La Cassazione ha annullato, con rinvio ad un’altra sezione, la sentenza della Corte di Appello di Palermo a carico dell’avvocatessa agrigentina Francesca Picone, e della sorella Concetta, consulente di un patronato, inizialmente finite a processo per estorsione e tentata estorsione a carico dei familiari di alcuni clienti disabili dello studio legale. Secondo i giudici non fu né estorsione, né tentata estorsione, e il reato è stato riqualificato in quello di esercizio arbitrario delle proprie ragioni con violenza o minaccia.
Quest’ultimo reato, tuttavia, è prescritto. Il processo di appello “bis”, quindi, sarà celebrato solo per gli effetti civili. Qualora le due imputate dovessero essere riconosciute colpevoli, al massimo potranno pagare un risarcimento dei danni.

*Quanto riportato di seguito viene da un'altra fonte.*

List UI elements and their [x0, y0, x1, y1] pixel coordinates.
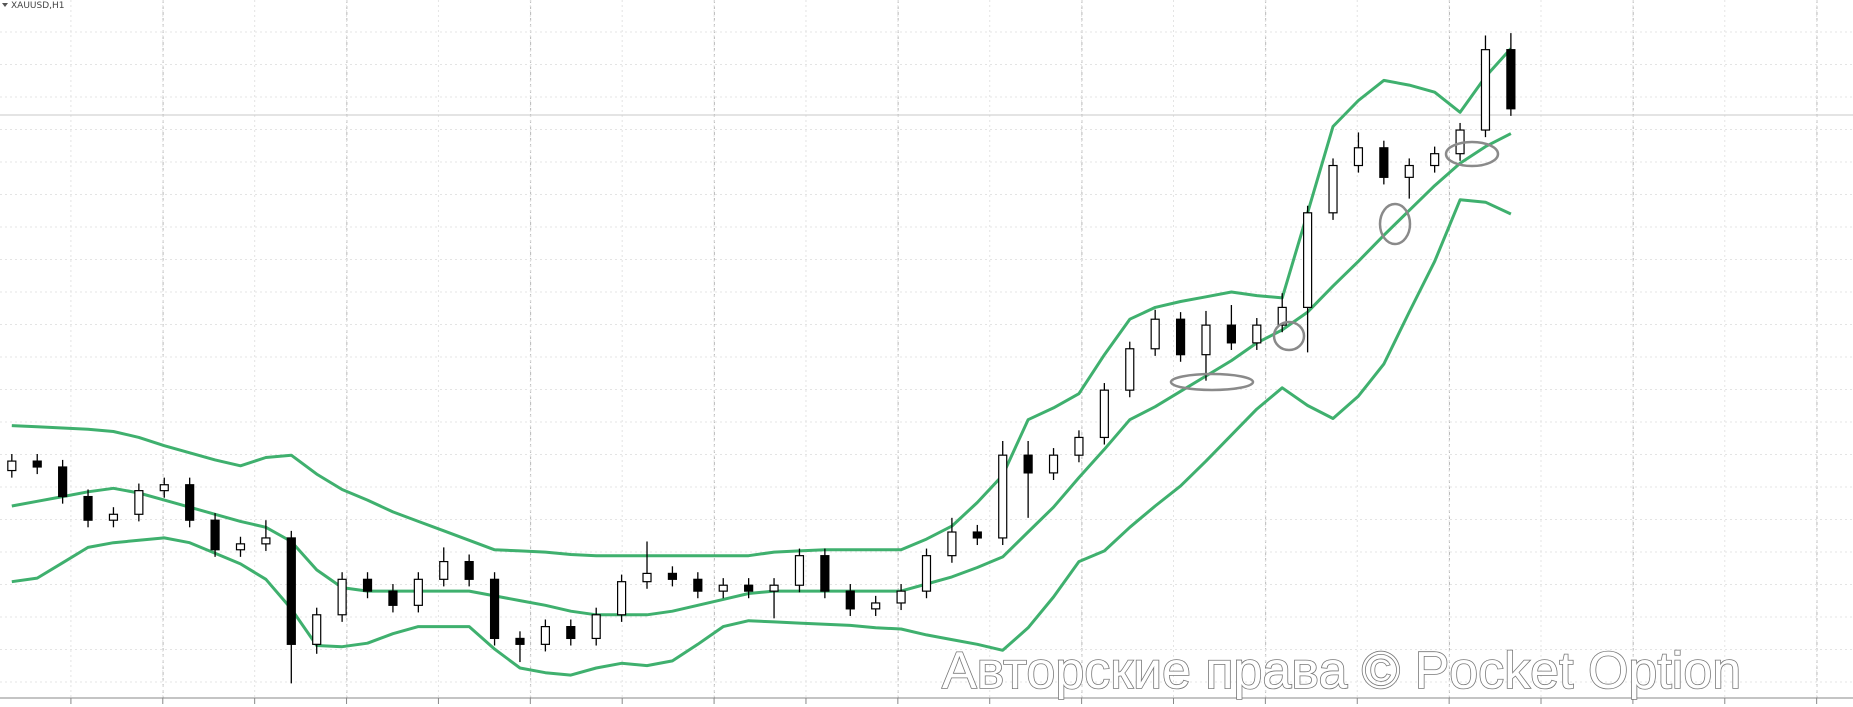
candle-body [362, 578, 373, 592]
candle-body [489, 578, 500, 640]
candle-body [7, 460, 17, 472]
chart-title: XAUUSD,H1 [11, 1, 65, 11]
candle-body [871, 602, 881, 610]
candle-body [312, 614, 322, 645]
candle-body [794, 555, 805, 586]
candle-body [1252, 324, 1262, 344]
candle-body [1379, 147, 1389, 178]
candle-body [1404, 164, 1414, 178]
candle-body [261, 537, 271, 545]
annotation-ellipse [1272, 320, 1306, 352]
candle-body [515, 637, 525, 645]
candle-body [32, 460, 42, 468]
candle-body [1099, 389, 1109, 439]
candle-body [1175, 318, 1186, 356]
candle-body [617, 581, 627, 616]
candle-body [540, 626, 550, 645]
candle-body [1125, 348, 1135, 391]
candle-body [566, 626, 576, 640]
candles [7, 33, 1516, 684]
candle-body [439, 560, 449, 580]
candle-body [947, 531, 957, 557]
candle-body [667, 572, 678, 580]
candle-body [972, 531, 982, 539]
candle-body [83, 495, 93, 521]
candle-body [769, 584, 779, 592]
candle-body [1506, 49, 1516, 110]
band-upper [11, 47, 1513, 558]
candle-body [744, 584, 754, 592]
candle-body [58, 466, 68, 498]
candle-body [1201, 324, 1211, 356]
title-arrow [2, 3, 8, 7]
annotation-ellipse [1169, 372, 1255, 392]
band-lower [11, 198, 1512, 677]
candle-body [464, 560, 474, 580]
candle-body [1480, 49, 1491, 131]
candle-body [820, 555, 830, 592]
candle-body [1303, 212, 1313, 308]
candle-body [1328, 164, 1338, 214]
candle-body [235, 543, 246, 551]
candle-body [185, 484, 195, 521]
candle-body [1430, 153, 1440, 167]
annotations [1169, 140, 1500, 392]
candle-body [134, 490, 144, 515]
watermark: Авторские права © Pocket Option [942, 642, 1741, 700]
candle-body [896, 590, 906, 604]
candle-body [159, 484, 169, 492]
candle-body [1226, 324, 1236, 344]
candle-body [1277, 306, 1287, 326]
candle-body [108, 513, 119, 521]
candle-body [1023, 454, 1033, 474]
candle-body [718, 584, 728, 592]
candle-body [693, 578, 703, 592]
candle-body [921, 555, 932, 592]
candle-body [642, 572, 652, 583]
annotation-ellipse [1378, 202, 1412, 246]
annotation-ellipse [1444, 140, 1500, 168]
candle-body [210, 519, 220, 551]
candle-body [998, 454, 1008, 539]
candle-body [413, 578, 423, 606]
candle-body [388, 590, 398, 606]
candle-body [286, 537, 296, 645]
candle-body [1074, 436, 1084, 456]
candle-body [845, 590, 855, 610]
candle-body [591, 614, 601, 640]
candle-body [1353, 147, 1364, 167]
candle-body [1048, 454, 1059, 474]
candle-body [337, 578, 347, 616]
candle-body [1150, 318, 1160, 350]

Secondo l’accusa l’avvocatessa avrebbe “estorto o tentato di estorcere denaro alla madre di tre figli disabili, e a un nucleo familiare di un vedente”. Il giudice dell’udienza preliminare del Tribunale di Agrigento, Alfonso Malato, in primo grado, ha inflitto 4 anni all’avvocatessa, e 1 anno e 8 mesi alla sorella. I difensori – gli avvocati Angelo Farruggia, Annalisa Russello, Fabrizio Siracusano e Valerio Spigarelli – hanno impugnato il verdetto, poi quasi del tutto ribaltato in secondo grafo.
I giudici d’appello avevano confermato solo i risarcimenti alle presunte vittime dimezzando, però, le provvisionali ovvero l’anticipo subito esecutivo da 10.000 a 5.000 euro.